公園の一角には小さな池があり、そこには水鳥が集まっています。はなちゃんは興味深そうに鳥たちを観察しますが、追いかけることはしません。これも日頃の躾の賜物です。代わりに、池の周りの草むらの匂いを嗅ぎ回ることに夢中になります。柴犬の優れた嗅覚で、きっと私には感じ取れない様々な情報を得ているのでしょう。
時には、芝生の上に寝転んで空を眺めることもします。はなちゃんは私の横にピタリと寄り添って、一緒に雲の形を眺めます。柔らかな風が吹き抜けていく中、はなちゃんの温もりを感じながら過ごす時間は、何物にも代えがたい幸せなひとときです。
公園での遊びの締めくくりには、いつも決まったコースを散策します。季節の花々や木々の様子を眺めながら、ゆっくりと歩を進めます。はなちゃんも疲れが出てきたのか、私のペースに合わせてのんびりと歩きます。時々立ち止まっては、周りの景色や匂いを確認する様子は、まるで観光客のようです。

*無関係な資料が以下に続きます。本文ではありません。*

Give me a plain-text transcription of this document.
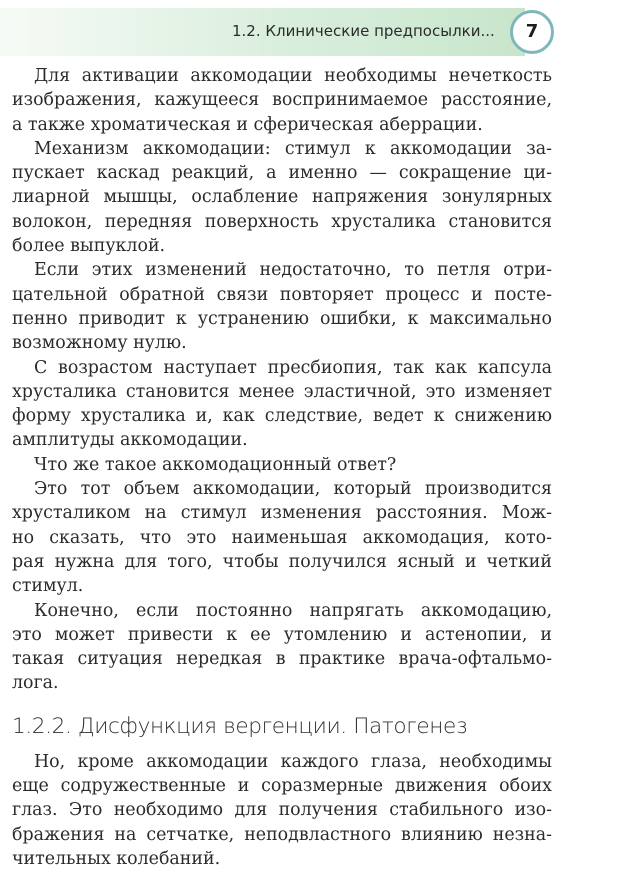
1.2. Клинические предпосылки...	7

Для активации аккомодации необходимы нечеткость
изображения, кажущееся воспринимаемое расстояние,
а также хроматическая и сферическая аберрации.

Механизм аккомодации: стимул к аккомодации за-
пускает каскад реакций, а именно — сокращение ци-
лиарной мышцы, ослабление напряжения зонулярных
волокон, передняя поверхность хрусталика становится
более выпуклой.

Если этих изменений недостаточно, то петля отри-
цательной обратной связи повторяет процесс и посте-
пенно приводит к устранению ошибки, к максимально
возможному нулю.

С возрастом наступает пресбиопия, так как капсула
хрусталика становится менее эластичной, это изменяет
форму хрусталика и, как следствие, ведет к снижению
амплитуды аккомодации.

Что же такое аккомодационный ответ?

Это тот объем аккомодации, который производится
хрусталиком на стимул изменения расстояния. Мож-
но сказать, что это наименьшая аккомодация, кото-
рая нужна для того, чтобы получился ясный и четкий
стимул.

Конечно, если постоянно напрягать аккомодацию,
это может привести к ее утомлению и астенопии, и
такая ситуация нередкая в практике врача-офтальмо-
лога.

1.2.2. Дисфункция вергенции. Патогенез

Но, кроме аккомодации каждого глаза, необходимы
еще содружественные и соразмерные движения обоих
глаз. Это необходимо для получения стабильного изо-
бражения на сетчатке, неподвластного влиянию незна-
чительных колебаний.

帰り道、はなちゃんの歩みは少し遅くなっていますが、満足そうな表情を浮かべています。たくさん遊んで、たくさん運動して、新しい友達にも会えた充実した休日の朝。家に着くと、はなちゃんはいつもの場所でクルクルと回って寝床を作り、幸せそうに眠りにつきました。
柴犬との暮らしは、こうした何気ない日常の中に特別な喜びがあります。忠実で賢く、時には少し頑固な面もある柴犬の性格は、日本人の心性とどこか通じるものがあるのかもしれません。はなちゃんと過ごす休日の朝は、私にとってかけがえのない宝物となっています。

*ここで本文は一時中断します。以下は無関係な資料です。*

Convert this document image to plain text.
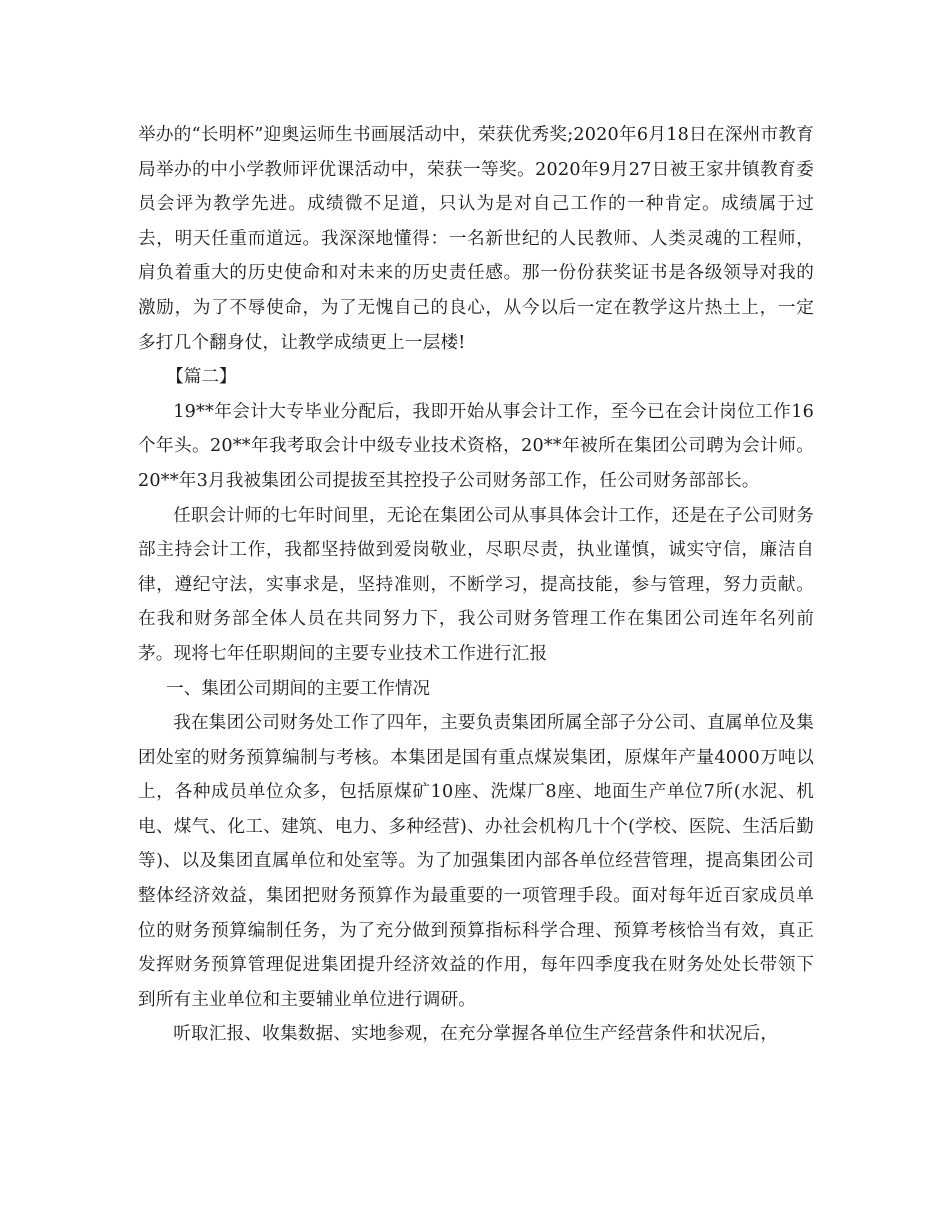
举办的“长明杯”迎奥运师生书画展活动中，荣获优秀奖;2020年6月18日在深州市教育局举办的中小学教师评优课活动中，荣获一等奖。2020年9月27日被王家井镇教育委员会评为教学先进。成绩微不足道，只认为是对自己工作的一种肯定。成绩属于过去，明天任重而道远。我深深地懂得：一名新世纪的人民教师、人类灵魂的工程师，肩负着重大的历史使命和对未来的历史责任感。那一份份获奖证书是各级领导对我的激励，为了不辱使命，为了无愧自己的良心，从今以后一定在教学这片热土上，一定多打几个翻身仗，让教学成绩更上一层楼!

【篇二】

19**年会计大专毕业分配后，我即开始从事会计工作，至今已在会计岗位工作16个年头。20**年我考取会计中级专业技术资格，20**年被所在集团公司聘为会计师。20**年3月我被集团公司提拔至其控投子公司财务部工作，任公司财务部部长。

任职会计师的七年时间里，无论在集团公司从事具体会计工作，还是在子公司财务部主持会计工作，我都坚持做到爱岗敬业，尽职尽责，执业谨慎，诚实守信，廉洁自律，遵纪守法，实事求是，坚持准则，不断学习，提高技能，参与管理，努力贡献。在我和财务部全体人员在共同努力下，我公司财务管理工作在集团公司连年名列前茅。现将七年任职期间的主要专业技术工作进行汇报

一、集团公司期间的主要工作情况

我在集团公司财务处工作了四年，主要负责集团所属全部子分公司、直属单位及集团处室的财务预算编制与考核。本集团是国有重点煤炭集团，原煤年产量4000万吨以上，各种成员单位众多，包括原煤矿10座、洗煤厂8座、地面生产单位7所(水泥、机电、煤气、化工、建筑、电力、多种经营)、办社会机构几十个(学校、医院、生活后勤等)、以及集团直属单位和处室等。为了加强集团内部各单位经营管理，提高集团公司整体经济效益，集团把财务预算作为最重要的一项管理手段。面对每年近百家成员单位的财务预算编制任务，为了充分做到预算指标科学合理、预算考核恰当有效，真正发挥财务预算管理促进集团提升经济效益的作用，每年四季度我在财务处处长带领下到所有主业单位和主要辅业单位进行调研。

听取汇报、收集数据、实地参观，在充分掌握各单位生产经营条件和状况后，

外で思い切り遊ぶことは、犬にとっても飼い主にとっても、心身のリフレッシュになります。特に柴犬は活発な性格なので、十分な運動は健康維持に欠かせません。また、様々な環境に触れることで、社会性も育まれていきます。こうした日々の積み重ねが、愛犬との絆をより一層深めていくのだと実感しています。
今日も私とはなちゃんの大切な思い出が、また一つ増えました。明日からの日常も、この子となら楽しく乗り越えていけそうです。窓際で寝息を立てているはなちゃんを見ながら、次の休日の計画を立て始める私の心は、もう次の冒険への期待で膨らんでいます。